Esta iniciativa parte de uma parceria entre a Câmara da Chamusca com as Juntas de Freguesia do concelho. O objetivo passa por “promover e fortalecer o envelhecimento ativo e saudável da população idosa, garantindo igualdade de acesso a oportunidades educativas e culturais de qualidade em todas as freguesias do concelho”, indica o município, em nota de imprensa.
Além disso, este projeto visa “estimular a participação ativa e inclusiva dos idosos no desenvolvimento das suas comunidades”, num conjunto de várias atividades.
Atualmente, a rede conta com “mais de 100 seniores inscritos” das várias freguesias, um número que é expectável aumentar “à medida que o projeto avance”.
As atividades fazem parte de um plano curricular composto por treze disciplinas, sete das quais são de “aulas práticas de duas horas por semana”, e seis de “aulas teóricas de uma hora por semana”.

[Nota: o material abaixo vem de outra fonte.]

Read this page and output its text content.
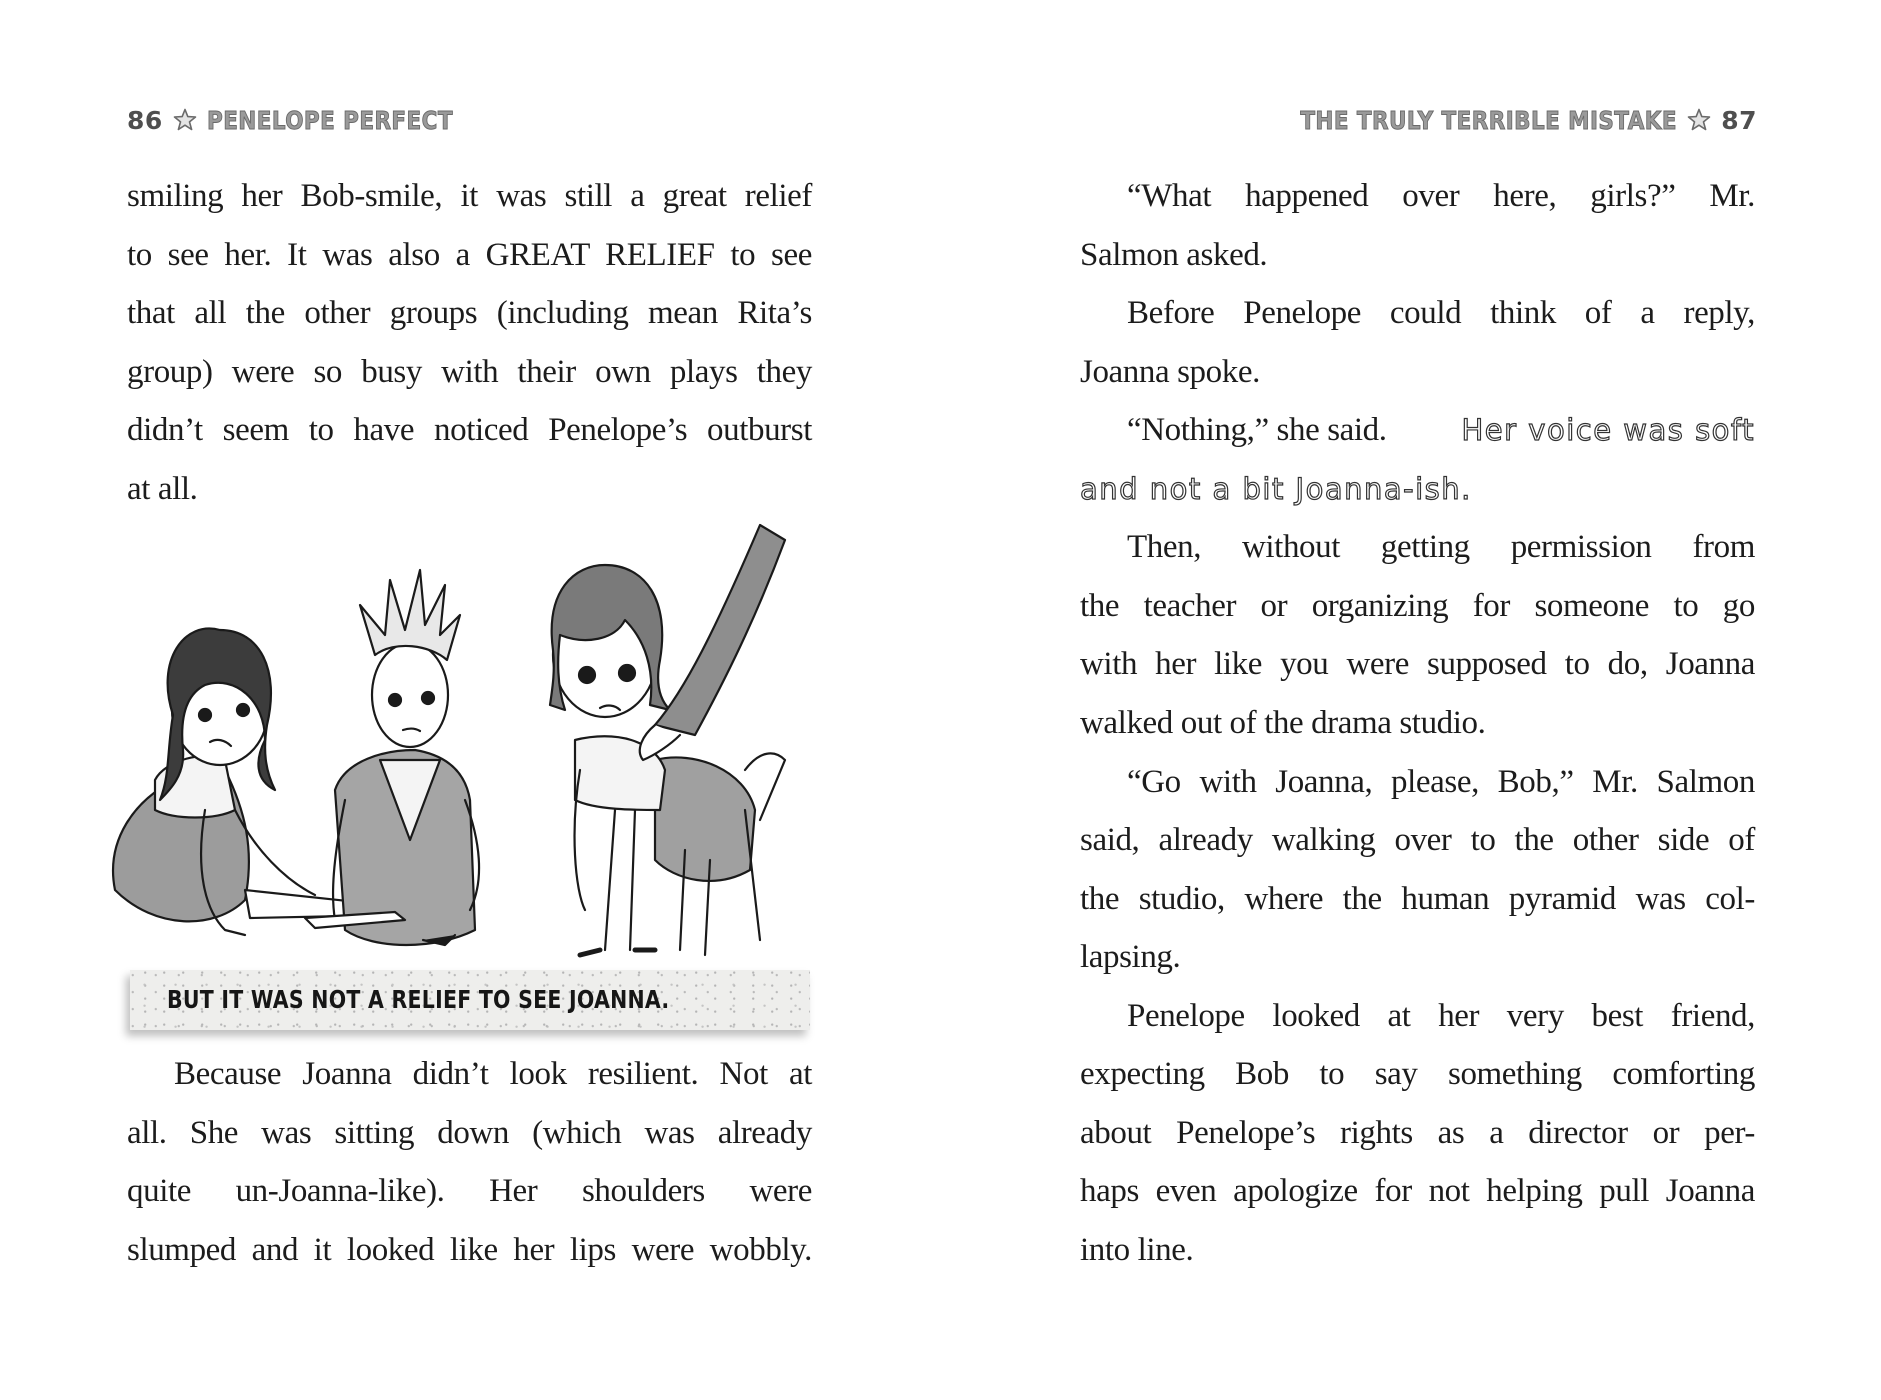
86 PENELOPE PERFECT
smiling her Bob-smile, it was still a great relief
to see her. It was also a GREAT RELIEF to see
that all the other groups (including mean Rita’s
group) were so busy with their own plays they
didn’t seem to have noticed Penelope’s outburst
at all.
BUT IT WAS NOT A RELIEF TO SEE JOANNA.
Because Joanna didn’t look resilient. Not at
all. She was sitting down (which was already
quite un-Joanna-like). Her shoulders were
slumped and it looked like her lips were wobbly.
THE TRULY TERRIBLE MISTAKE 87
“What happened over here, girls?” Mr.
Salmon asked.
Before Penelope could think of a reply,
Joanna spoke.
“Nothing,” she said.	Her voice was soft
and not a bit Joanna-ish.
Then, without getting permission from
the teacher or organizing for someone to go
with her like you were supposed to do, Joanna
walked out of the drama studio.
“Go with Joanna, please, Bob,” Mr. Salmon
said, already walking over to the other side of
the studio, where the human pyramid was col-
lapsing.
Penelope looked at her very best friend,
expecting Bob to say something comforting
about Penelope’s rights as a director or per-
haps even apologize for not helping pull Joanna
into line.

O plano de aulas práticas é composto pelas disciplinas de Área de Projeto, Artes Performativas, Artes Plásticas e Decorativas, Clube de Jornalismo, Formação Musical, Relaxamento de Movimento e Saúde Nutrição e Bem-Estar. Já no que diz respeito à componente mais teórica, os alunos vão contar com aulas de Ciências e Experiências, Conhecimento e Cultura Geral, Culturas do Mundo, Direitos e Cidadania, Jogos Matemáticos e Raciocínio e, ainda, lições de Tecnologias e Inovação.
A escolha destas disciplinas que fazem parte do plano curricular foi o resultado de “uma consulta feita aos alunos de cada universidade sénior, relevando o facto de querer centrar as prioridades do projeto na vontade e necessidades do seu público-alvo”, lê-se ainda no referido documento.

O presidente da Câmara Municipal da Chamusca, Paulo Queimado, destacou a importância de um “envelhecimento ativo”, e referiu que “a RUSCha faz parte do plano de ação da autarquia para o envelhecimento ativo e que era premente criar um modelo de universidades uniforme que agregasse as Universidades Sénior do Concelho, de forma a garantir a igualdade de acesso a oportunidades educativas e culturais de qualidade em todas as freguesias do concelho, e a estimular a participação ativa e inclusiva dos idosos no desenvolvimento das suas comunidades”.
As disciplinas foram apresentadas pela vereadora Cláudia Moreira, do pelouro da Ação Social, que mencionou o compromisso do município “para com as políticas de envelhecimento ativo”, sublinhando a importância de “adotar estratégias que promovam um envelhecimento ativo e integrado na comunidade”.
“O índice de envelhecimento no Concelho é de 291 idosos para cada 100 jovens, o que torna o envelhecimento ativo uma prioridade indiscutível do Município. Ao investirmos nesta área saímos todos beneficiados e isso inclui a preservação do tesouro de sabedoria, valores e património inestimável que a população mais idosa traz consigo. O conhecimento acumulado ao longo dos anos é um recurso valioso que enriquece a comunidade e que deve ser valorizado e preservado”, refere a vereadora.
A apresentação desta iniciativa contou com a presença de Paulo Queimado, presidente da Câmara Municipal da Chamusca, e dos vereadores Cláudia Moreira e Rui Ferreira, dos presidentes e representantes das Juntas e Uniões de Freguesia do Concelho, com Bru Junça, mediadora de leitura e contadora de histórias, professores, formadores, coordenadores e alunos da RUSCha.
De acordo com a informação enviada no documento, “os números de envelhecimento alertam-nos para uma responsabilidade redobrada nesta área, sendo que, em 2050, pela primeira vez, haverá mais idosos do que crianças menores de 15 anos, e em 2000 já havia mais pessoas com 60 anos ou mais do que crianças menores de 5 anos. O número de centenários aumentará globalmente de 316.600 em 2011 para 3.2 milhões em 2050. Estima-se que haja 55 milhões de pessoas portadoras de demência em todo o mundo e que esse número suba para 78 milhões até 2030 e para 139 milhões até 2050”.